Canada’s low number of PhD holders could be ascribed to a combination of factors including:
- the reduction in real terms of funding for investigator driven basic science research over the past decade;
- the sluggish academic job market, which, given constraints on provincial budgets (the primary funder of university operating expenses in Canada) and the absence of mandatory retirement, is not likely to change in the medium term;
- Canada’s poor performance in supporting business and organizations to embrace innovation as a strategy for growth. The cumulative effects lead quite simply to a drying up of the pipeline that leads from education to economic growth and global competitiveness.
University and business leaders agree that this is a problem, and it’s accentuated by the failure of many of us in academe to connect more closely with industry – not, I emphasize, to allow a private sector agenda to dominate research, but rather to make sure that prospective candidates for PhD are aware of opportunities outside the academy both before and as they progress to degree completion. It should be noted that academic/industry programs such as those offered by Mitacs have proven to be quite successful, but I wonder what more we could be doing to foster skills and career development through direct partnerships with industry. These would not be limited to STEM – banks and other businesses have needs for the critical skills that can be provided by PhDs in English or Political Studies – but I’ll confine myself to STEM here with a modest suggestion for a solution.
Universities and businesses could take a page from the playbook of Canada’s Armed Forces, who have been producing their officers for decades through a combination of teaching them themselves (for instance at Royal Military College in Kingston) or subsidizing their education at other institutions. In return, they get an agreed-upon promise of years of service post-degree.
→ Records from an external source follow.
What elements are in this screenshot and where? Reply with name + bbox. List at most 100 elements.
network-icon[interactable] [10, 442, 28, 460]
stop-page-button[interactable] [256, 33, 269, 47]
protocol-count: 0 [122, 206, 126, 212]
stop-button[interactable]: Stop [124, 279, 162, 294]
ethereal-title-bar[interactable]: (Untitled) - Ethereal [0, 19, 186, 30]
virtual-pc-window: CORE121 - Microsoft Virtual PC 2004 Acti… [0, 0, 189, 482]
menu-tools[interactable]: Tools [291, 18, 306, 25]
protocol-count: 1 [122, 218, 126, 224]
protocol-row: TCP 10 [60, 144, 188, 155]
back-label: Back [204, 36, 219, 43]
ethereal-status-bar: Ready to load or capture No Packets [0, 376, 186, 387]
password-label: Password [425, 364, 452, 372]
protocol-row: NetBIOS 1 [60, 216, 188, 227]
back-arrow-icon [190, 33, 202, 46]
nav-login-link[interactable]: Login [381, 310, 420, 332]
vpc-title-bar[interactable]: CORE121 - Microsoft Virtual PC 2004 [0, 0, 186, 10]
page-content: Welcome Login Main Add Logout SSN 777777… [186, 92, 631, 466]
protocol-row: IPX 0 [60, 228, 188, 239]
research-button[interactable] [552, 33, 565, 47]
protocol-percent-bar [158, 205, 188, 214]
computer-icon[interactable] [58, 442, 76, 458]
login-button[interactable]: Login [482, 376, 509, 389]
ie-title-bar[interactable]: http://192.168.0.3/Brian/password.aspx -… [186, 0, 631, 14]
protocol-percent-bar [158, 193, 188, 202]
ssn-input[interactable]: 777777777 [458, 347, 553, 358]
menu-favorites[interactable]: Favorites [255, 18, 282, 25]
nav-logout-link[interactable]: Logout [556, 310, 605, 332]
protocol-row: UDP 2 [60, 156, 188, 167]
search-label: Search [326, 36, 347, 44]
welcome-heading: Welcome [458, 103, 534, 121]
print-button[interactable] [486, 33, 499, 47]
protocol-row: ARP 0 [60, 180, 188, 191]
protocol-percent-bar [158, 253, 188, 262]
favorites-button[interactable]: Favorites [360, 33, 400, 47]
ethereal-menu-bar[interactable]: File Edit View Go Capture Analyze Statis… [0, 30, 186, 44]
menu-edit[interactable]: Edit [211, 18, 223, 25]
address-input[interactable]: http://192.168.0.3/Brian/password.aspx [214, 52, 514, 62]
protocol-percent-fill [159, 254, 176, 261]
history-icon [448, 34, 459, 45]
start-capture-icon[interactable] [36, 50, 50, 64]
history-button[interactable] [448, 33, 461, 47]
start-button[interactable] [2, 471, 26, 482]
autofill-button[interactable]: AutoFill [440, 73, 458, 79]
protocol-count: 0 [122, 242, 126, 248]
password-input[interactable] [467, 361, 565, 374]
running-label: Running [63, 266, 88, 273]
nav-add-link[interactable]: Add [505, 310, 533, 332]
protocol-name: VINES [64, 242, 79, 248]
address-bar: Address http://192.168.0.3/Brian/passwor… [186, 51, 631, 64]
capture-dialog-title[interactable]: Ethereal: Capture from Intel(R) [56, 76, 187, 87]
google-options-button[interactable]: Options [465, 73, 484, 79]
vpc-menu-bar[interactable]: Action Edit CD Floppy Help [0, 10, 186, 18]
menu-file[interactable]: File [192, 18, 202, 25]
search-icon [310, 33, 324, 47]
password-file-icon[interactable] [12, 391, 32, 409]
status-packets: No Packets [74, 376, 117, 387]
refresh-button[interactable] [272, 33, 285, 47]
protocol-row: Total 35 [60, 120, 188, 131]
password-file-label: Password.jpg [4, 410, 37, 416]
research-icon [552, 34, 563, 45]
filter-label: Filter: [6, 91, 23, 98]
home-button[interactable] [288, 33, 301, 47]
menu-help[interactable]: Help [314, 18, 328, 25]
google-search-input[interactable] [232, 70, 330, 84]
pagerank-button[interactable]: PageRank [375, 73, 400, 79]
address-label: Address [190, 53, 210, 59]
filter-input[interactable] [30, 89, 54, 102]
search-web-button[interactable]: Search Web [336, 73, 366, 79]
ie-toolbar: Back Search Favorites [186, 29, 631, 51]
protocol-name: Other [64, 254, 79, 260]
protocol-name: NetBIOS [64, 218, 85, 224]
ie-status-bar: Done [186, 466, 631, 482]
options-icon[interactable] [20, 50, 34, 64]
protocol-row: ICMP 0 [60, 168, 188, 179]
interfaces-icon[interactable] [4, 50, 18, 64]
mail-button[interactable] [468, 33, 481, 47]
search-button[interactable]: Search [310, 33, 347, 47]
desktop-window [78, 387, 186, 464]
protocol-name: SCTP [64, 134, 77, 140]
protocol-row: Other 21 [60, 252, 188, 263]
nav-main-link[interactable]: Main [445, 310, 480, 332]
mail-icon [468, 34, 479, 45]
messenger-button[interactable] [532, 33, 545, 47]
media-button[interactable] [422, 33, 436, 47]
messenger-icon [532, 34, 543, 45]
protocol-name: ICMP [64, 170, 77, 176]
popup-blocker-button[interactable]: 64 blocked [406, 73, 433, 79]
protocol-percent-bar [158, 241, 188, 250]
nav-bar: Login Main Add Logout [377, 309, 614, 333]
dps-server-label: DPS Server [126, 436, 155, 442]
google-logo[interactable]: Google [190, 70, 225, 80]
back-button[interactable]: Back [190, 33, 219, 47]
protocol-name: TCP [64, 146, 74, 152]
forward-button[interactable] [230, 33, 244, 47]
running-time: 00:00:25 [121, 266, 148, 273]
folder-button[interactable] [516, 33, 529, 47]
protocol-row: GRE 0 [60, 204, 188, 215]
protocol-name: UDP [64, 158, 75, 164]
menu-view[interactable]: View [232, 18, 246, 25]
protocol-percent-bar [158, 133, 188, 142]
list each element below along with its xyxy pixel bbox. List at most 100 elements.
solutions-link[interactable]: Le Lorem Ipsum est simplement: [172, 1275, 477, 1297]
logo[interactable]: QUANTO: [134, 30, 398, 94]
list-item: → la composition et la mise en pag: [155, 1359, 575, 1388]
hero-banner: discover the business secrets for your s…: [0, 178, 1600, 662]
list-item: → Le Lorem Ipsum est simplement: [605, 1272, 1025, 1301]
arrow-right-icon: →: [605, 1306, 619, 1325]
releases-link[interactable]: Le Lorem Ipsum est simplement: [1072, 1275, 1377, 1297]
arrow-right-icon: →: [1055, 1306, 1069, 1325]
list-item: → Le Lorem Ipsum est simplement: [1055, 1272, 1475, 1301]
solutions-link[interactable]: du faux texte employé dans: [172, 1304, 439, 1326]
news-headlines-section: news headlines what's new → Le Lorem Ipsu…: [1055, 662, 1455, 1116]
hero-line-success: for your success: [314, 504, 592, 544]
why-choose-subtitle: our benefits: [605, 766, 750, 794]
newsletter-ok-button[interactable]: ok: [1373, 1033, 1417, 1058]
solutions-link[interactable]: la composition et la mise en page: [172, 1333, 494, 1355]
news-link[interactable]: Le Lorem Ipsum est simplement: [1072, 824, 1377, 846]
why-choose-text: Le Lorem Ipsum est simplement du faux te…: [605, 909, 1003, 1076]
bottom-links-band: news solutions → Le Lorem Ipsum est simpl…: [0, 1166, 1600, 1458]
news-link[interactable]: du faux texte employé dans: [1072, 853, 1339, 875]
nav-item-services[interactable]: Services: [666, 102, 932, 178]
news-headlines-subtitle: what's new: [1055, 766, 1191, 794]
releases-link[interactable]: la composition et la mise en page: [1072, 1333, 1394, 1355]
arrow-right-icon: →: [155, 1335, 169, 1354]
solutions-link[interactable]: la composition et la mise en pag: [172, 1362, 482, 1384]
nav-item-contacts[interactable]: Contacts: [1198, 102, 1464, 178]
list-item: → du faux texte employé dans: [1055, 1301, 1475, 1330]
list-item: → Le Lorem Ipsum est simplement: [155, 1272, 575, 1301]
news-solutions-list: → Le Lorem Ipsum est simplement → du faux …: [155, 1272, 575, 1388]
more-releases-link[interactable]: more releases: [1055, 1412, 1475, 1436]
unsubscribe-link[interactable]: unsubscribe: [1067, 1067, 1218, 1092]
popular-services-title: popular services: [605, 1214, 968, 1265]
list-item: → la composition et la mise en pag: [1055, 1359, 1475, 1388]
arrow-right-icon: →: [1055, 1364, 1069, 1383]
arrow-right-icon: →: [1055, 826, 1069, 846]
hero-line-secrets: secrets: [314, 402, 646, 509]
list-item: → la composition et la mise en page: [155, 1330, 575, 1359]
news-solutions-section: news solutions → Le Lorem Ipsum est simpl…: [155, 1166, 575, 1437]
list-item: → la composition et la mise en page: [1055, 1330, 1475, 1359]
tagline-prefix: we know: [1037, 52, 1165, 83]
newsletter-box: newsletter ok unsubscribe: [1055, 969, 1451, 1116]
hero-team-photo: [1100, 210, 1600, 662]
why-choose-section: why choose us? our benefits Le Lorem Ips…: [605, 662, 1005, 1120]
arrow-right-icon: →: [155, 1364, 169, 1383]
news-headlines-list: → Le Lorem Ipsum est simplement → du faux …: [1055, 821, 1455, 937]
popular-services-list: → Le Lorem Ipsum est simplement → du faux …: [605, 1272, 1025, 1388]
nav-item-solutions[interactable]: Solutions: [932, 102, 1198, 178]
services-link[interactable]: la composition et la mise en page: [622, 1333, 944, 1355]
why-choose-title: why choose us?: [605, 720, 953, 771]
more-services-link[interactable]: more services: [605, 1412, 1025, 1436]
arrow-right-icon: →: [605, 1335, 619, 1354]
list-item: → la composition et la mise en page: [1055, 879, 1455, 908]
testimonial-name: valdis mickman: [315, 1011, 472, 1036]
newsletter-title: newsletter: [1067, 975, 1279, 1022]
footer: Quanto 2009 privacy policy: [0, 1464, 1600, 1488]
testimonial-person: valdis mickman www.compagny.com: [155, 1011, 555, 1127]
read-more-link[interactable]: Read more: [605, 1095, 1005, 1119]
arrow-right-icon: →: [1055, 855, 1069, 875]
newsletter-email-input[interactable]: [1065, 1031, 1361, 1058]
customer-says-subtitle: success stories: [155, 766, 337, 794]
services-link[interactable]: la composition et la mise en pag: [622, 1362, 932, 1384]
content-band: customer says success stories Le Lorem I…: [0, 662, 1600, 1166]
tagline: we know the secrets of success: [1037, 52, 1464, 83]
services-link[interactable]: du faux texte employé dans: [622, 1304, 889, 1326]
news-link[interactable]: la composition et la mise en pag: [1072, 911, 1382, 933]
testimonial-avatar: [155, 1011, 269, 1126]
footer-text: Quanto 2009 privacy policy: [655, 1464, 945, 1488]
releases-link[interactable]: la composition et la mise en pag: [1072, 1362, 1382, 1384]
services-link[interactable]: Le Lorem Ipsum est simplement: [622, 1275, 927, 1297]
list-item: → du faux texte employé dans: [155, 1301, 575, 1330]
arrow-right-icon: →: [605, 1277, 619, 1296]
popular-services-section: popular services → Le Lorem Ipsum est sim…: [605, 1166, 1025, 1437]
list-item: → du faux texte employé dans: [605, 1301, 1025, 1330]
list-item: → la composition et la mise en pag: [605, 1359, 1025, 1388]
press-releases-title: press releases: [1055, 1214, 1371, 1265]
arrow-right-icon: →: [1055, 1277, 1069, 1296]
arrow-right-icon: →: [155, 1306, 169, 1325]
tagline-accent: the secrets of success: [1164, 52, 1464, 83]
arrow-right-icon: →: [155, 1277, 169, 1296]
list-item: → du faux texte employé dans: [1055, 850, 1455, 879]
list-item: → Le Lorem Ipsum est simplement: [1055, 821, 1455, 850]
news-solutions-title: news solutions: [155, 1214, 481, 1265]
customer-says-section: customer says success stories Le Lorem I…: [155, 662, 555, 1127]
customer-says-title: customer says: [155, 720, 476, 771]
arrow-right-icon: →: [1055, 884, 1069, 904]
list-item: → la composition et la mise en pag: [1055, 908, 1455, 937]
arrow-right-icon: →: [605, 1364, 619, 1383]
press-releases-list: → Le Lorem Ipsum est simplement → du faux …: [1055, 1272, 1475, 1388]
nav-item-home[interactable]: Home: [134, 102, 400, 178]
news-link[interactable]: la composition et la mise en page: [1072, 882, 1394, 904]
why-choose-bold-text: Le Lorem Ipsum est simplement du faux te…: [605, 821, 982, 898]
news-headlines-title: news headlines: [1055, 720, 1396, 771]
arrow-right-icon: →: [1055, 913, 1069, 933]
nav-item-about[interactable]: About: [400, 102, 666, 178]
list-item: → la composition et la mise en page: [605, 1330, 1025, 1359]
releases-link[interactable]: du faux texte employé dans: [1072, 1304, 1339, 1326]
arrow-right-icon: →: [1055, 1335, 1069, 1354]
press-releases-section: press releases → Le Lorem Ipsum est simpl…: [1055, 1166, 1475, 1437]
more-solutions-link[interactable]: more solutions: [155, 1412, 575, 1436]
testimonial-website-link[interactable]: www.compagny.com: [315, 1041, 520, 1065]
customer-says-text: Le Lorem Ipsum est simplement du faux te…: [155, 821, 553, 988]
What if we extended that model to the doctoral level? Businesses and industries could either individually, or as a pool, provide four years of doctoral funding for qualified candidates to do a PhD at a research-intensive university, in return for, say, four years of employment at the firm afterward. This would solve a variety of problems at once. It would provide a badly needed alternative stream of funding for students thus enabling faculty to take on doctoral-level researchers in their labs. It would remove the problem of “what do I do when I’m finished”? It would ensure a steady supply of STEM PhDs in needed areas. It would seed businesses with managers who understand the importance of university-based research and what it can do for Canada’s economy. And it would help mitigate the most unhelpful and unrealistic notion that we in the academy have, that our PhDs must go into academe, must get a postdoc, etc., or else they have failed us and we them.
This alternative model for PhD training would need to be designed carefully. At the outset it would require that intellectual property considerations are addressed and that there is a clear understanding that the research to be undertaken is an academic requirement conducted under the mentorship of the faculty supervisor. Ideally, there should be opportunities for work-integrated learning woven into the academic program. Many programs are introducing such opportunities, and with businesses investing in supporting students they may be highly motivated to provide training that will complement the academic learning and better prepare PhDs to join the employer upon degree completion.
The current model of relations between business and the university, built mainly on patents and licenses, has served us all well for decades. But the world has changed, and we need as a country to raise our game and examine other models of integration. If we do not, we run the risk of losing the next generation of research leaders. Not just business, not just the university, but Canada as a whole will be the poorer for it.
Daniel Woolf is principal and vice-chancellor at Queen’s University.